Wednesday, December 10, 2008

Time flies like an arrow: an ambiguity resolution example

Let's suppose we have to analyze a well-known ambiguous phrase 'Time flies like an arrow'. Here all three first words can be sentence predicates. Presented as a function composition, these alternatives will look as follows (in LISP notation, with function separated from its argument by space, both inside parentheses):

(1) 'Time' is a verb: ((like (an arrow)) (time flies))
(2) 'Flies' is a verb: ((like (an arrow)) (flies time))
(3) 'Like' is a verb: ((like (time flies)) (an arrow))

All of these applicative representations are self-disambiguating. Let's list the lexical word ambiguities. 'Time' can be either singular noun or a verb, 'flies' - plural noun or a singular third-person finite verb, 'like' - a verb or an adverb.

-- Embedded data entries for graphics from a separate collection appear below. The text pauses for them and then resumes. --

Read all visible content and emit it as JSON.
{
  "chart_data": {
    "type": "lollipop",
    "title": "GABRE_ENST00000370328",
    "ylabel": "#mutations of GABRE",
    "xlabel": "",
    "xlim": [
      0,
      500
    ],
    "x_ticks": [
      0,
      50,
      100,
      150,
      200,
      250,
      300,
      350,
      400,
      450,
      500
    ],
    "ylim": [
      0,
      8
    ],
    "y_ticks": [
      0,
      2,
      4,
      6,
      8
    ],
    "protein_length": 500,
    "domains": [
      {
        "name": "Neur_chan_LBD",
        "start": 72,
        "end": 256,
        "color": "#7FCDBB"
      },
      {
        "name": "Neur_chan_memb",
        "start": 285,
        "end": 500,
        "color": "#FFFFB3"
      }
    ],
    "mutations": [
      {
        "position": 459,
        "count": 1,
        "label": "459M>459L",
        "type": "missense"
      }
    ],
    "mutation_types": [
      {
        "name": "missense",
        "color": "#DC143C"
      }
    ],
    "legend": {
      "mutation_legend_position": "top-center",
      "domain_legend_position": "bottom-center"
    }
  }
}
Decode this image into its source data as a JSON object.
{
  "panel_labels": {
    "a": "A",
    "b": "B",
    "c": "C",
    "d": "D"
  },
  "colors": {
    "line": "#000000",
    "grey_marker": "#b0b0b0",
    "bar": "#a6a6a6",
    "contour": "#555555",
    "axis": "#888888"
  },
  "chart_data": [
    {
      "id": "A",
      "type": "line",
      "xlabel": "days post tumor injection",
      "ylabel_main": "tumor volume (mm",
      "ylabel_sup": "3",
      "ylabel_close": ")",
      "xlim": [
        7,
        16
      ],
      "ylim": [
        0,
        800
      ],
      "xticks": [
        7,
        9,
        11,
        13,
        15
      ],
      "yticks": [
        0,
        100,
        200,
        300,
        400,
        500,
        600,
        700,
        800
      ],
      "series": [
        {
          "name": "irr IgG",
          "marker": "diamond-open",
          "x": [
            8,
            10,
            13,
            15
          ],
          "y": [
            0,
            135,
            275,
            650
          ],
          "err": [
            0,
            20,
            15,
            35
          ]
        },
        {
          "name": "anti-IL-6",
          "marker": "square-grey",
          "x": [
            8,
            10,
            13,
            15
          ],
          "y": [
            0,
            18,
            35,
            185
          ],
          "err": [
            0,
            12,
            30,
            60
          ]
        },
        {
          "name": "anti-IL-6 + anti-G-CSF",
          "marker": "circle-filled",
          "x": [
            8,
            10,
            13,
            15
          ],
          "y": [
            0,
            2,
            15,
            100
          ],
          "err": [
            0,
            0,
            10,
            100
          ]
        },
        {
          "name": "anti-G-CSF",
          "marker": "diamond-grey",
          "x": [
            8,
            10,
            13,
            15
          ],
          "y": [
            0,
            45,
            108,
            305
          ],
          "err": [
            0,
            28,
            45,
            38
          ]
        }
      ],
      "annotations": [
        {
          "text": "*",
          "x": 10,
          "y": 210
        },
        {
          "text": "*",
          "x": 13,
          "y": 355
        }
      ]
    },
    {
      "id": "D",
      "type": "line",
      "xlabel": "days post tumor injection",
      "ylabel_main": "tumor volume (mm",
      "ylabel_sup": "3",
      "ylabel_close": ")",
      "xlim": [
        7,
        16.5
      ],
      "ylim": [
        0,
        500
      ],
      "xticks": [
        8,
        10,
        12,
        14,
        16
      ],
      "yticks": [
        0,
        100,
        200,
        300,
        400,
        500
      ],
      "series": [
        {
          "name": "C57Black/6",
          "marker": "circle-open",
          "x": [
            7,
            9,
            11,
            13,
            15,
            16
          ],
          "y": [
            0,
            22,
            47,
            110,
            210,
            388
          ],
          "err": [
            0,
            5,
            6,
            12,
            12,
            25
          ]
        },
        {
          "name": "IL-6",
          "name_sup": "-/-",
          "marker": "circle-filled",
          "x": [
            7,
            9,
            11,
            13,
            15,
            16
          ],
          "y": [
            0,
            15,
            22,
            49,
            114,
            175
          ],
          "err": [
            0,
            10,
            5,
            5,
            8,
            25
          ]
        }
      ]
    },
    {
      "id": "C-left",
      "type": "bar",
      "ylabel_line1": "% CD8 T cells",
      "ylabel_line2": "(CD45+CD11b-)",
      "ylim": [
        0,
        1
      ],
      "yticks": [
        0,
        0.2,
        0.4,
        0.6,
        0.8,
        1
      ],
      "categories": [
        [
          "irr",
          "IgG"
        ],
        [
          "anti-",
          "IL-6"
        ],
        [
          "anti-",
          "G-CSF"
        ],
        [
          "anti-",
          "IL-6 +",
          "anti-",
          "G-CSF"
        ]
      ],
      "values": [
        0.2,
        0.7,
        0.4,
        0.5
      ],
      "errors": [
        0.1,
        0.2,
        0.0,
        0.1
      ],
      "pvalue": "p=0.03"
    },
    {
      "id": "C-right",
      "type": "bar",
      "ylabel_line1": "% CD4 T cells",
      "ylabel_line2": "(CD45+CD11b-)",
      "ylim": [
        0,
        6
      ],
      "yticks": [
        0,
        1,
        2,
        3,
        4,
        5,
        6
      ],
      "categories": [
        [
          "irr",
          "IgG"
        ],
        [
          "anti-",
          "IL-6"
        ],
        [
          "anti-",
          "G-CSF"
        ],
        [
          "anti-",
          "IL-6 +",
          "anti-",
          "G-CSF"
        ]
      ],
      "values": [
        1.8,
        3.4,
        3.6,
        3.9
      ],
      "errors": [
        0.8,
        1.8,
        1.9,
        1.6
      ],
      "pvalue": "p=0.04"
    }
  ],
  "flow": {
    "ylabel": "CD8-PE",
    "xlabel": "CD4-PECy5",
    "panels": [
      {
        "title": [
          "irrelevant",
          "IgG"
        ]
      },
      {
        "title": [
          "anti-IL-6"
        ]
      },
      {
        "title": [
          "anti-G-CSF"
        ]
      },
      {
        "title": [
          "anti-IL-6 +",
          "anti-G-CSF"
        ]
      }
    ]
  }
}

The result of '(an arrow)' occurring in all three alternatives is always the same, it means some object (it may be ambiguous, but the context doesn't provide more information, and the fact it's inanimate noun should satisfy us now).

We see 'time' being applied to 'flies' in the first and third variants. The result is ambiguous, it's either an order to time some flies (e.g. measure the time of their flight) or a description of some flies (maybe they fly through time from future to past).

If we exchange the function-argument roles, we get '(flies time)' from the second variant. Here the situation is better: 'flies' as noun doesn't have actants, therefore can't be a function, so only its verb-alternative remains. The latter also can't be applied to verbs in any way, so 'time' is noun there now, and '(flies time)' has clause type.

As for the '(like (an arrow))' construction, of course 'like' here can be an adverb describing the similarity of something to an arrow, but it can also be a verb. It can't be a usual narrative sentence predicate, since then it would require a subject, which should be passed to it as first argument by parser. And '(an arrow)' can't be this subject since it's 3d person singular requiring the verb to end with 's'. But 'like' here can still be imperative or infinitive verb. Both can't be applied then to clause '(flies time)', which disambiguates the second variant completely, giving the usual proverb about time which is flying too fast.

The verb 'like' also has only one direct object, which will be filled by '(an arrow)', so the resulting construction can't be applied to '(time flies)': we remember, it's either an imperative clause, or a noun phrase. This leaves only adverbial alternative for 'like'. It can modify only clause, so '(time flies)' must be really an imperative clause. Congratulations, we've disambiguated (1). We have to measure the flight time of some flies, and do this in a precise way, like an arrow, whatever this could mean.

Only the third variant is left. Here 'like' is applied to '(time flies)' and the result is applied to '(an arrow)' then. Imperative variant of '(time files)' can't be an argument of both verb and noun variants of 'like', and the noun 'like' doesn't have actants. This leaves us with verb 'like' eating noun phrase '(time flies)', which can be its subject when the verb is finite or its object when the verb is imperative or infinitive. An attempt to eat also '(an arrow)' then removes the non-evident imperative and infinitive alternatives, making this interpretation also unambiguous. We will know that all the future-to past flies are fond of some arrow.


Ilya said...

Hello All!

I can't actually understand the need of disambiguation. As far as I understand it was already done in the process of generating the three function compositions. Every word-aka-function in a composition is connected with some disambiguating dictionary entry, otherwise how could we manage to build this three compositions and don't even consider other compositions such as ((arrow (an time)) (flies like)).

Peter said...

The idea is that the described structure is precisely the result of parser. When I write "arrow" it's precisely a string or a LISP atom, nothing more. The evaluator will then interpret these strings/atoms as it likes; different evaluators may assign different meanings to these values.
When a new composition is added to the existing tree, all possible evaluators (at least syntax-head and semantic ones) are run and help in selecting only those compositions that produce the right result. But then their results are forgotten (or rather cached) which leaves us with a very simple tree.

Ilya said...

Is it a good idea to forget all information except a simple tree? And then recover it again in the process of "ambuguity resolution".
The only usage I can imagine is to let user input sentences directly in the LISP form. Then we do need to disambiguate the input.

You even don't suggest to write a standard form of words in the composition. If I process the forld "flies" I should repeat morpholical analysis again if I want to find out that this is a verb "fly"

Peter said...

To me it seems really a good idea. It simplifies output a lot. Keeping more info considered premature optimization ;).

I don't want to write the standard form because there can be several of them, cluttering the output. Recalculation can be easily replaced by caching, producing all the things you want to remember without changing the tree structure.

Morphological analysis can be done by parser producing something like '(3dperson fly)', though this will greatly increase the number of concurring compositions. I need to think more about that.